Inline Data (images, audio, video)

{
  "inlineData": {
    "mimeType": "image/jpeg",
    "data": "<base64>"
  }
}

Supports up to 3,000 images per request (Gemini 2.0 Flash).

File Data (Cloud Storage, URLs)

{
  "fileData": {
    "mimeType": "video/mp4",
    "fileUri": "gs://bucket/video.mp4"
  }
}

Also supports https:// URLs and YouTube video URLs.

Function Call (model output)

{
  "functionCall": {
    "name": "get_weather",
    "args": {"city": "Paris"}
  }
}

Function Response (user input)

{
  "functionResponse": {
    "name": "get_weather",
    "response": {"temperature": 22}
  }
}

Executable Code (code execution output)

{
  "executableCode": {
    "language": "PYTHON",
    "code": "print('hello')"
  }
}

Code Execution Result

{
  "codeExecutionResult": {
    "outcome": "OUTCOME_OK",
    "output": "hello"
  }
}

Thought (model reasoning)

{
  "thought": true,
  "text": "Let me think about this..."
}

Boolean flag indicating this part contains model reasoning.

Thought Signature

{
  "thoughtSignature": "<opaque_base64>"
}

Opaque signature for replaying thoughts in multi-turn conversations.

Video Metadata

{
  "videoMetadata": {
    "startOffset": {"seconds": 0},
    "endOffset": {"seconds": 30}
  }
}

System Instruction

{
  "systemInstruction": {
    "parts": [
      {"text": "You are a helpful assistant."}
    ]
  }
}

Text-only content for system-level directives.


GenerationConfig

Parameter Type Default Description
temperature float 1.0 Sampling randomness (0.0–2.0)
topP float 0.95 Nucleus sampling threshold (0.0–1.0)
topK integer Limits token selection to top-K candidates
maxOutputTokens integer Maximum response length in tokens
candidateCount integer 1 Number of response variations (1–8 for Gemini 2.0+)
stopSequences string[] Up to 5 case-sensitive stop strings
presencePenalty float 0 Penalize already-present tokens (-2.0 to 2.0)
frequencyPenalty float 0 Penalize repeated tokens (-2.0 to 2.0)
responseMimeType string text/plain Output format: text/plain, application/json, text/x.enum
responseSchema Schema JSON Schema for structured output (requires non-plain MIME type)
seed integer Reproducible output (best-effort)
responseLogprobs boolean false Enable token probability logging
logprobs integer Return top candidate tokens (1–20)
audioTimestamp boolean false Enable timestamp understanding for audio-only files
thinkingConfig object Control reasoning process (Gemini 2.5+)
mediaResolution enum Reduce token usage per media item: HIGH, MEDIUM, LOW
speechConfig object Voice output config: {"voiceConfig": {"prebuiltVoiceConfig": {"voiceName": "Kore"}}}

ThinkingConfig

Gemini 2.5 Models (Token Budget)

{
  "thinkingConfig": {
    "thinkingBudget": 8192,
    "includeThoughts": true
  }
}
Field Type Description
thinkingBudget integer Token budget for reasoning. 0 = disabled, -1 = dynamic.
includeThoughts boolean Include thought text in response parts.

Special cases:

  • gemini-2.5-pro: Cannot disable thinking (budget=0 is invalid).

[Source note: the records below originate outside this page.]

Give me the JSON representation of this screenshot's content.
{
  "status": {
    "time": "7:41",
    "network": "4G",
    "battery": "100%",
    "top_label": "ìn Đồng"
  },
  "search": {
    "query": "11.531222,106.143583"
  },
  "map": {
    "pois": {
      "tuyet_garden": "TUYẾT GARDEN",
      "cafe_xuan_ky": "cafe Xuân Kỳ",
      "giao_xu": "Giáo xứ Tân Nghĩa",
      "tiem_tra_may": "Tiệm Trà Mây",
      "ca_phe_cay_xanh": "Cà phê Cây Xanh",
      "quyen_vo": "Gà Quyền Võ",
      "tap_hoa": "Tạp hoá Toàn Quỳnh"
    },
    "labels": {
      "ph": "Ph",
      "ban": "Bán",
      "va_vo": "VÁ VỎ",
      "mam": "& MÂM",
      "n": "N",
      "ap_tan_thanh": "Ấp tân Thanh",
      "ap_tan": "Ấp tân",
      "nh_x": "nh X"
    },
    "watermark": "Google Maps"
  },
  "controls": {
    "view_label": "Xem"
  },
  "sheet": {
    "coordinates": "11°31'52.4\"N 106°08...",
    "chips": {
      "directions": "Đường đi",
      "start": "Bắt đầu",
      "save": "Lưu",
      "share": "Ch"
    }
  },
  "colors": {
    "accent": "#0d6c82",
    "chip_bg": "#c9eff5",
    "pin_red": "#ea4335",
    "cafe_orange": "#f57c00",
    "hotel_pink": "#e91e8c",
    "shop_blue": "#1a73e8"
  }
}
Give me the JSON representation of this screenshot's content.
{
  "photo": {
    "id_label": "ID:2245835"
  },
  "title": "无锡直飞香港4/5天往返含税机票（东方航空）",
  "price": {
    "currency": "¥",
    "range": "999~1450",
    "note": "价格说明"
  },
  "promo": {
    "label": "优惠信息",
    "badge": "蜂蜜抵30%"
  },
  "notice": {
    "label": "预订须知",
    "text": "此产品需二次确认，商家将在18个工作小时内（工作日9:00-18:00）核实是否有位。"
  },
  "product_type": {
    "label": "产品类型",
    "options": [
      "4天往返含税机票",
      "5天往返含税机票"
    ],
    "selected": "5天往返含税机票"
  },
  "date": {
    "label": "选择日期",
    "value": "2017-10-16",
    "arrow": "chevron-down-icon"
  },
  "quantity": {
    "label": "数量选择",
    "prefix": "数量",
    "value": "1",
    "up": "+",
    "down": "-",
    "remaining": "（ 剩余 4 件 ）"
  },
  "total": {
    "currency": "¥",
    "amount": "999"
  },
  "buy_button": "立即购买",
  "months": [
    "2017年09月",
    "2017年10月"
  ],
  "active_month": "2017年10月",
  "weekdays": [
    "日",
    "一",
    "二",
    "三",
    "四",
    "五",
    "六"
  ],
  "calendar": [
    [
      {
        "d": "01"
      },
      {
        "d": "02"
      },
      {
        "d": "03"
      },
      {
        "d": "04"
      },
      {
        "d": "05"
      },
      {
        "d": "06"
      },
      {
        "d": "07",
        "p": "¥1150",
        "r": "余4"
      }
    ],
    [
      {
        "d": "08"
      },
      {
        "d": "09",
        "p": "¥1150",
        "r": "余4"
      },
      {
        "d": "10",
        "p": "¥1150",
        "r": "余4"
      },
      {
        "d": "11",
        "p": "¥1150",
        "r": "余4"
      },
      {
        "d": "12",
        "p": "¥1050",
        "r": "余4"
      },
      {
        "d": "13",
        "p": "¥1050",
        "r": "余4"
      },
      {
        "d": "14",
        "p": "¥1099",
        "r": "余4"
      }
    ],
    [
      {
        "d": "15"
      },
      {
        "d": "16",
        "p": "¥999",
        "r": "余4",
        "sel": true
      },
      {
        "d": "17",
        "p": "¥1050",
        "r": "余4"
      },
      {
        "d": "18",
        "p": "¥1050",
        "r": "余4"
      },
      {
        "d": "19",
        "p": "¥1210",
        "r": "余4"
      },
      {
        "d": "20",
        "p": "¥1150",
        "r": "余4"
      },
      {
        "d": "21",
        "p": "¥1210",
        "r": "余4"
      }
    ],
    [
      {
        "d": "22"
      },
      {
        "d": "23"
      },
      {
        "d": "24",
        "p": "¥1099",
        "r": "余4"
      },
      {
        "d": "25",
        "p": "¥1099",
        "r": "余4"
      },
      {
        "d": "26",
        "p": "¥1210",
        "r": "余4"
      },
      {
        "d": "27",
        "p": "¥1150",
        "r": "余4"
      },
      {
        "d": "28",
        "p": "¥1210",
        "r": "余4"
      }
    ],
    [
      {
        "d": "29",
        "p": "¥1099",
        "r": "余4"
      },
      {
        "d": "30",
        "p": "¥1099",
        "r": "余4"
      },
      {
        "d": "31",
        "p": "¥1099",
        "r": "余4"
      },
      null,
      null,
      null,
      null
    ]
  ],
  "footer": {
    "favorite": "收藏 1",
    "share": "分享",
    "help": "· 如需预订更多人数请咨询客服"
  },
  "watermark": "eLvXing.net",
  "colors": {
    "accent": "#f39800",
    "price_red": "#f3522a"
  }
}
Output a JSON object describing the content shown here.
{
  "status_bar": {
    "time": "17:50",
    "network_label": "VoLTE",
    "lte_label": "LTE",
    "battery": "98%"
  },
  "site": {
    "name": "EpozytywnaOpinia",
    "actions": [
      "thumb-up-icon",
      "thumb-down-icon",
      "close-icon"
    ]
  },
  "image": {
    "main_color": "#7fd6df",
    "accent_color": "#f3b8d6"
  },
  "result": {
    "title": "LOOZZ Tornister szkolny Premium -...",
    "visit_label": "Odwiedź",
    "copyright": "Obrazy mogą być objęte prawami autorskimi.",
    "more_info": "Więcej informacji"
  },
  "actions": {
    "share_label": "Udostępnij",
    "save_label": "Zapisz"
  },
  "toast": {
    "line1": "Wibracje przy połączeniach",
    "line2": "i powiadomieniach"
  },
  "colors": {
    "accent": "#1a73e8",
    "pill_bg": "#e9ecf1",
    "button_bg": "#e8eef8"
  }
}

Use -1 for dynamic.
  • gemini-2.5-flash: budget=0 disables thinking.

Gemini 3+ Models (Thinking Level)

{
  "thinkingConfig": {
    "thinkingLevel": "HIGH",
    "includeThoughts": true
  }
}
Field Type Description
thinkingLevel string Reasoning depth enum.
includeThoughts boolean Include thought text in response parts.

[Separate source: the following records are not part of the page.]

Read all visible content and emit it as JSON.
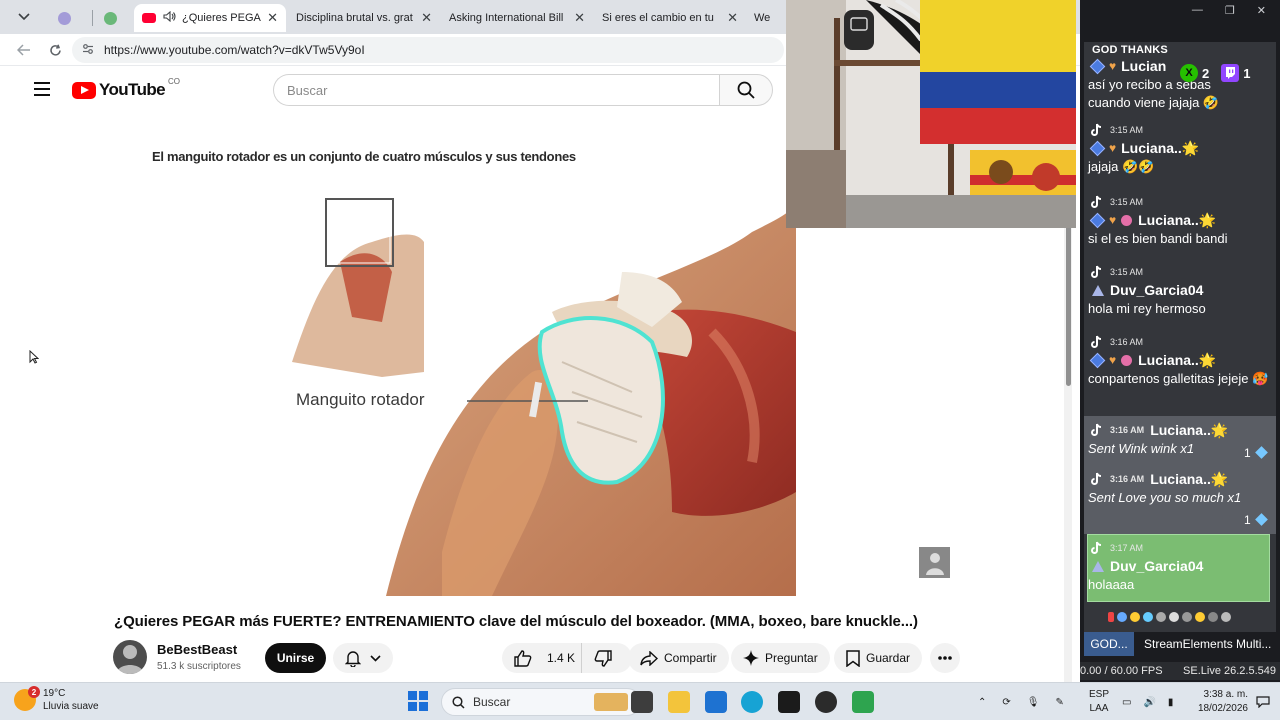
{
  "browser": {
    "tabs": [
      {
        "title": "",
        "favicon": "camera-icon",
        "active": false
      },
      {
        "title": "",
        "favicon": "green-circle-icon",
        "active": false
      },
      {
        "title": "¿Quieres PEGAR m",
        "favicon": "youtube-icon",
        "active": true,
        "audio": true
      },
      {
        "title": "Disciplina brutal vs. grat",
        "favicon": "youtube-icon",
        "active": false
      },
      {
        "title": "Asking International Bill",
        "favicon": "youtube-icon",
        "active": false
      },
      {
        "title": "Si eres el cambio en tu",
        "favicon": "youtube-icon",
        "active": false
      },
      {
        "title": "We",
        "favicon": "youtube-icon",
        "active": false
      }
    ],
    "url": "https://www.youtube.com/watch?v=dkVTw5Vy9oI"
  },
  "youtube": {
    "logo_text": "YouTube",
    "country_code": "CO",
    "search_placeholder": "Buscar",
    "video": {
      "overlay_caption": "El manguito rotador es un conjunto de cuatro músculos y sus tendones",
      "label": "Manguito rotador"
    },
    "title": "¿Quieres PEGAR más FUERTE? ENTRENAMIENTO clave del músculo del boxeador. (MMA, boxeo, bare knuckle...)",
    "channel": {
      "name": "BeBestBeast",
      "subscribers": "51.3 k suscriptores"
    },
    "actions": {
      "join": "Unirse",
      "likes": "1.4 K",
      "share": "Compartir",
      "ask": "Preguntar",
      "save": "Guardar"
    }
  },
  "chat": {
    "header": "GOD THANKS",
    "counts": {
      "x_label": "X",
      "x_count": "2",
      "twitch_count": "1"
    },
    "partial_top": {
      "user": "Lucian",
      "text": "así yo recibo a sebas cuando viene jajaja 🤣"
    },
    "messages": [
      {
        "time": "3:15 AM",
        "user": "Luciana..🌟",
        "text": "jajaja 🤣🤣"
      },
      {
        "time": "3:15 AM",
        "user": "Luciana..🌟",
        "text": "si el es bien bandi bandi"
      },
      {
        "time": "3:15 AM",
        "user": "Duv_Garcia04",
        "text": "hola mi rey hermoso"
      },
      {
        "time": "3:16 AM",
        "user": "Luciana..🌟",
        "text": "conpartenos galletitas jejeje 🥵"
      }
    ],
    "gifts": [
      {
        "time": "3:16 AM",
        "user": "Luciana..🌟",
        "text": "Sent Wink wink x1",
        "count": "1"
      },
      {
        "time": "3:16 AM",
        "user": "Luciana..🌟",
        "text": "Sent Love you so much x1",
        "count": "1"
      }
    ],
    "highlight": {
      "time": "3:17 AM",
      "user": "Duv_Garcia04",
      "text": "holaaaa"
    },
    "tabs": {
      "first": "GOD...",
      "second": "StreamElements Multi..."
    },
    "fps": "0.00 / 60.00 FPS",
    "version": "SE.Live 26.2.5.549"
  },
  "taskbar": {
    "weather": {
      "badge": "2",
      "temp": "19°C",
      "condition": "Lluvia suave"
    },
    "search_placeholder": "Buscar",
    "language": {
      "line1": "ESP",
      "line2": "LAA"
    },
    "clock": {
      "time": "3:38 a. m.",
      "date": "18/02/2026"
    }
  },
  "colors": {
    "youtube_red": "#ff0000",
    "chat_bg": "#34363b",
    "highlight_green": "#7bbd72",
    "twitch_purple": "#9146ff"
  }
}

ThinkingLevel values by model variant:

Level Flash / Flash-Lite Pro
MINIMAL Supported Not supported (use LOW)
LOW Supported Supported
MEDIUM Supported Not supported (use HIGH)
HIGH Supported (default) Supported (default)

Important: Cannot specify both thinkingLevel and thinkingBudget in the same request for Gemini 3 models (will error). thinkingBudget is accepted for backwards compatibility on Gemini 3 but may produce unexpected results on Pro.


Tool Types

Each tool should contain exactly one type.

Function Declarations

{
  "functionDeclarations": [
    {
      "name": "get_weather",
      "description": "Get current weather",
      "parameters": {
        "type": "OBJECT",
        "properties": {
          "city": {"type": "STRING", "description": "City name"}
        },
        "required": ["city"]
      }
    }
  ]
}
{
  "googleSearch": {}
}

For Gemini 2.0+ models. Enables grounded web search.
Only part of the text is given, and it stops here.